Weaknesses: Defense, Tight End, and Rushing Attack
I’m going to start at the back end of these three because it probably feels counterintuitive based on the last thing I said. Kyle Shanahan’s arrival means that there is an undeniable buzz about the Falcons finally being balanced and having a running game. That sounds nice, but I don’t see it happening right away. The race for starter will be between rookie Tevin Coleman and incumbent Devonta Freeman. Both have the skill, but neither has shown just yet they can be an every down back. Most of the hope for the running game lies with Kyle Shanahan, and I wouldn’t trust, or fear, Atlanta’s rushing attack until the offensive line is absolutely unbreakable and one of these two emerges as a game changer.
A few short years ago, Tampa Bay had to worry about dealing with deadly tight ends at least six times throughout the season. Between Jimmy Graham in New Orleans, Greg Olsen in Carolina, and Tony Gonzales in Atlanta, there was a lot to fear. Now, only one player from that NFC South trifecta remains. Atlanta has struggled to replace Gonzales, and there’s still no clear savior. The acquisitions of veterans Jacob Tamme and Tony Moeaki were smart and Levine Toilolo has been respectable, but none have proven their ability to anchor an offense at tight end. With the importance of the position in Kyle Shanahan’s offensive scheme, there are high expectations they may not be able to meet.

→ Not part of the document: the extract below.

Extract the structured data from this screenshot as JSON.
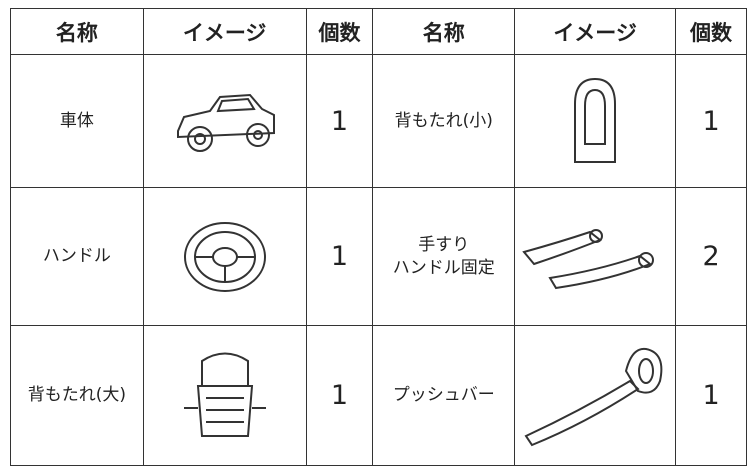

Meanwhile, the greatest weakness in Atlanta hasn’t changed a single bit from 2014 to 2015. There are signs it could, but for right now the Falcons defense is still in shambles. Dan Quinn is trying to change that, but keep in mind that a defensive guru doesn’t mean an immediate turnaround. The Buccaneers had more playmakers on defense when Lovie arrived than Atlanta does now, and it still took some time to settle. Atlanta has a few solid pieces and some rookie potential, but nowhere near what it’s going to need to compete at a playoff level again. Atlanta has made progress, but it’s unlikely this defense is fixed in one season.

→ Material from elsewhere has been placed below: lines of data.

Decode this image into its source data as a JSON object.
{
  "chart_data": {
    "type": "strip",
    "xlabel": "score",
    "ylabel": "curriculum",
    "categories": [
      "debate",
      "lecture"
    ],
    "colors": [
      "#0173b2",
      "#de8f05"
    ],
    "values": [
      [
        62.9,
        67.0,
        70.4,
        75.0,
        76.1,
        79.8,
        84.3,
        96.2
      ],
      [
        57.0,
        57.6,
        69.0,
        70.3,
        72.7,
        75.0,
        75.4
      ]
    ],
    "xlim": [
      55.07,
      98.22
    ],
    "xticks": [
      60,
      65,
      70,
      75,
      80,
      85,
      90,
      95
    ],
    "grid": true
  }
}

Verdict: When it comes to matching up against the Atlanta Falcons, I’m eager to see Jaboo and the Boys go to work against their incomplete defense. With that being said, the problem last year was not what the defense did to Tampa. The problem was what the offense did, and it did so mercilessly. Atlanta’s offense is only stronger coming into this season, and Matt Ryan is still a consistent playmaker. In order to win, Tampa’s pass rush will have to come all guns blazing against Atlanta’s upgraded offensive line. It starts with keeping Matt Ryan grounded and his weapons in check, but that will be no easy task. Like both other teams in the NFC South, the pieces are there for Tampa Bay to compete against and defeat the Atlanta Falcons. They can, but will they?

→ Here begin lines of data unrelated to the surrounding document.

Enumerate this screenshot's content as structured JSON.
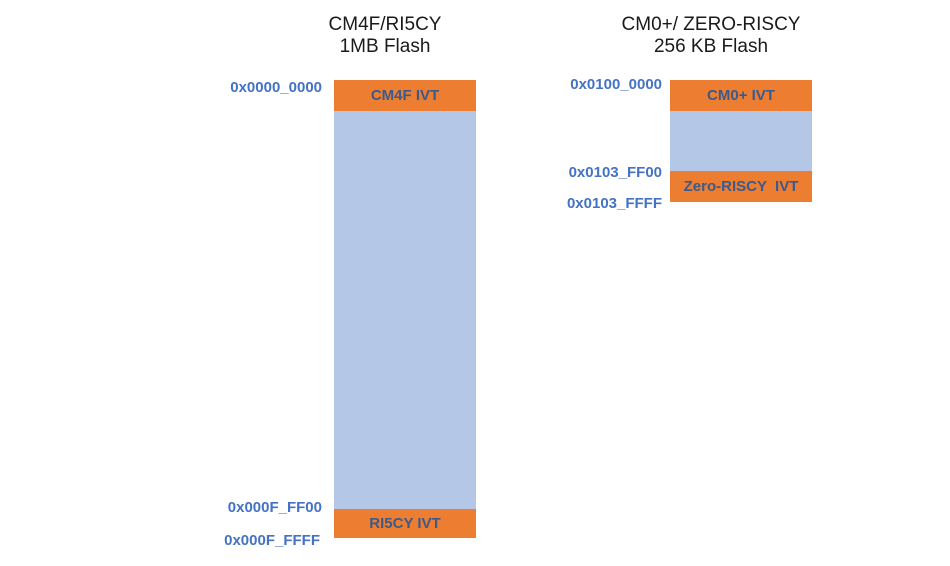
{
  "left_map": {
    "title_line1": "CM4F/RI5CY",
    "title_line2": "1MB Flash",
    "addr_start": "0x0000_0000",
    "addr_ivt_end": "0x000F_FF00",
    "addr_end": "0x000F_FFFF",
    "top_ivt_label": "CM4F IVT",
    "bottom_ivt_label": "RI5CY IVT"
  },
  "right_map": {
    "title_line1": "CM0+/ ZERO-RISCY",
    "title_line2": "256 KB Flash",
    "addr_start": "0x0100_0000",
    "addr_ivt_end": "0x0103_FF00",
    "addr_end": "0x0103_FFFF",
    "top_ivt_label": "CM0+ IVT",
    "bottom_ivt_label": "Zero-RISCY  IVT"
  },
  "colors": {
    "flash_fill": "#b4c7e7",
    "ivt_fill": "#ed7d31",
    "address_text": "#4472c4",
    "ivt_text": "#3c5a8a"
  }
}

This concludes the Know Thy Enemy series for the NFC South. I’m well aware that these three teams are not ones most Tampa Bay fans like, and I’m right there with y’all. However, you have to know what you’re up against. In order for the Buccaneers to be successful in 2015, they need to win within the division. The pieces are there, but we will have to wait and see how things turn out. Next week, I have one more special entry in the Know Thy Enemy series. The Buccaneers will open the 2015 regular season against the Tennessee Titans and quarterback Marcus Mariota. Not too long ago, the hype was to have Mariota here in Tampa. It’ll be a treat to see what could be the first of many NFL collisions between Marcus Mariota and Jameis Winston.